Les déboires judiciaires de cette jeune femme de 27 ans ont fait scandale en Tunisie et à l'étranger, nombre d'acteurs politiques et sociaux estimant que cette procédure transformait une victime en accusée.

Les policiers, accusés du viol, affirment avoir surpris la jeune femme et son fiancé en train d'avoir des relations sexuelles dans une voiture, en banlieue de Tunis, ce qui justifierait selon le parquet des poursuites pour atteinte à la pudeur contre le couple.

Deux agents ont violé ensuite leur victime à tour de rôle, tandis qu'un troisième policier conduisait le petit ami de la jeune femme jusqu'à un distributeur de billets pour lui extorquer de l'argent.
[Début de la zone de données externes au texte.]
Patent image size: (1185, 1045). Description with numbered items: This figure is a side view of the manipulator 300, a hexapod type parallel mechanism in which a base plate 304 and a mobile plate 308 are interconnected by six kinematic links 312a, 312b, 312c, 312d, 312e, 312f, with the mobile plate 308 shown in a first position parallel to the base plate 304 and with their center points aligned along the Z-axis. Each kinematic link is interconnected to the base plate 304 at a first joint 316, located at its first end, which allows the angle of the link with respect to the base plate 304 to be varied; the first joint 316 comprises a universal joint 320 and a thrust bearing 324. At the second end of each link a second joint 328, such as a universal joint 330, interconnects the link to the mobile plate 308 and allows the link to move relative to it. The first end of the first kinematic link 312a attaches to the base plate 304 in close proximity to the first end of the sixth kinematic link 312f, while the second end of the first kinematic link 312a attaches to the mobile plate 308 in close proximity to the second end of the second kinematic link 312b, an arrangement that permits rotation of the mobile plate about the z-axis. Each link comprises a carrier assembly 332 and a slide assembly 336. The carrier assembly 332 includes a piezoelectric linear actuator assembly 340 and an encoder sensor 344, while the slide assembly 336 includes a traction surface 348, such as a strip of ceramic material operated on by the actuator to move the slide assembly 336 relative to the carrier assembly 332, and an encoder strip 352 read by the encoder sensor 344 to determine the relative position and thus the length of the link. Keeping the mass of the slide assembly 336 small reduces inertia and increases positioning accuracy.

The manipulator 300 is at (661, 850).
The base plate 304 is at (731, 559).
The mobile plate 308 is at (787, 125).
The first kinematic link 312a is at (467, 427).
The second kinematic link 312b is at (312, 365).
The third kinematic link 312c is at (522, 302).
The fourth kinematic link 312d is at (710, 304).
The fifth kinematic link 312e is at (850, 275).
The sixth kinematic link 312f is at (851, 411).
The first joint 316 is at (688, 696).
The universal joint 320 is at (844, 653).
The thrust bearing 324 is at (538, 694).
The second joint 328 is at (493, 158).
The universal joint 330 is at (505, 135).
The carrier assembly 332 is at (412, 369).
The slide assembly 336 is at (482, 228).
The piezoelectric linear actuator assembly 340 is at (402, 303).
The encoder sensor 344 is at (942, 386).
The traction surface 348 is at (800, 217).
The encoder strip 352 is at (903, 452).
Les trois agents sont incarcérés : deux sont poursuivis pour viol et le troisième pour extorsion.

«Nous n'avons pas encore eu accès au dossier, donc nous ne savons pas sur quoi se fonde» l'appel du procureur, a précisé Me Belhaj Hmida, ajoutant que «l'ensemble de la procédure et du travail du juge d'instruction» allait être réexaminé.
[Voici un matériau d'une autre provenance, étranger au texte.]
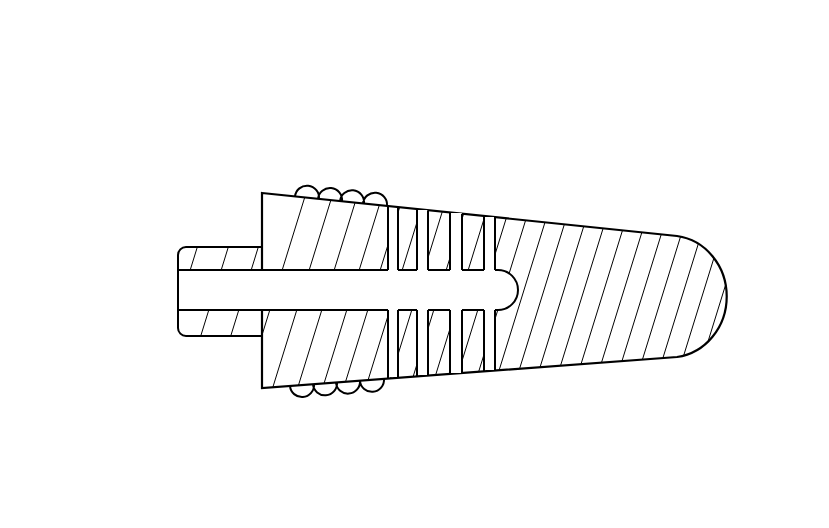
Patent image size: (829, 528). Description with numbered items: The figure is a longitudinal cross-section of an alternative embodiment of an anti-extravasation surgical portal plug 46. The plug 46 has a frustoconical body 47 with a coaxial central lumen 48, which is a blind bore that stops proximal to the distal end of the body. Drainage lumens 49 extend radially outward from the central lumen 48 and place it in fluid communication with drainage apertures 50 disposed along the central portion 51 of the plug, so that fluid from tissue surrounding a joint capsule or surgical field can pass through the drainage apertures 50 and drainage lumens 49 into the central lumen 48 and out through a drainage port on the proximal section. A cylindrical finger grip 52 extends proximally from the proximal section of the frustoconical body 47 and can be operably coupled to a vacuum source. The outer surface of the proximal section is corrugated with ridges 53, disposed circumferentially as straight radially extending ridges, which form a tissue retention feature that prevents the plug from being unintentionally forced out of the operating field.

The surgical portal plug 46 is at (593, 172).
The frustoconical body 47 is at (549, 361).
The central lumen 48 is at (157, 290).
The drainage lumens 49 is at (393, 218).
The drainage apertures 50 is at (423, 378).
The central portion 51 is at (467, 180).
The finger grip 52 is at (213, 327).
The ridges 53 is at (326, 190).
Très critiqué, le gouvernement dirigé par les islamistes d'Ennahda, tout en condamnant le viol, a toujours souligné que la justice faisait son travail en enquêtant sur les accusations portées à l'encontre de la victime et de son fiancé.

Le ministre de la Justice, Noureddine Bhiri, avait attiré une grande partie de ces critiques en estimant début octobre que l'intérêt porté par les médias étrangers à cette affaire témoignait d'un complot contre le gouvernement.

Les Tunisiennes bénéficient du Code de statut personnel promulgué en 1956 pour instaurer l'égalité des sexes dans certains domaines, une situation unique dans le monde arabe. Elles restent cependant discriminées dans plusieurs cas, en particulier en matière d'héritage.

Les islamistes d'Ennahda avaient déclenché un large mouvement de contestation en août en proposant d'inscrire dans la nouvelle Constitution la «complémentarité» des sexes et non l'égalité, un projet abandonné finalement en septembre après une vaste mobilisation de la société civile.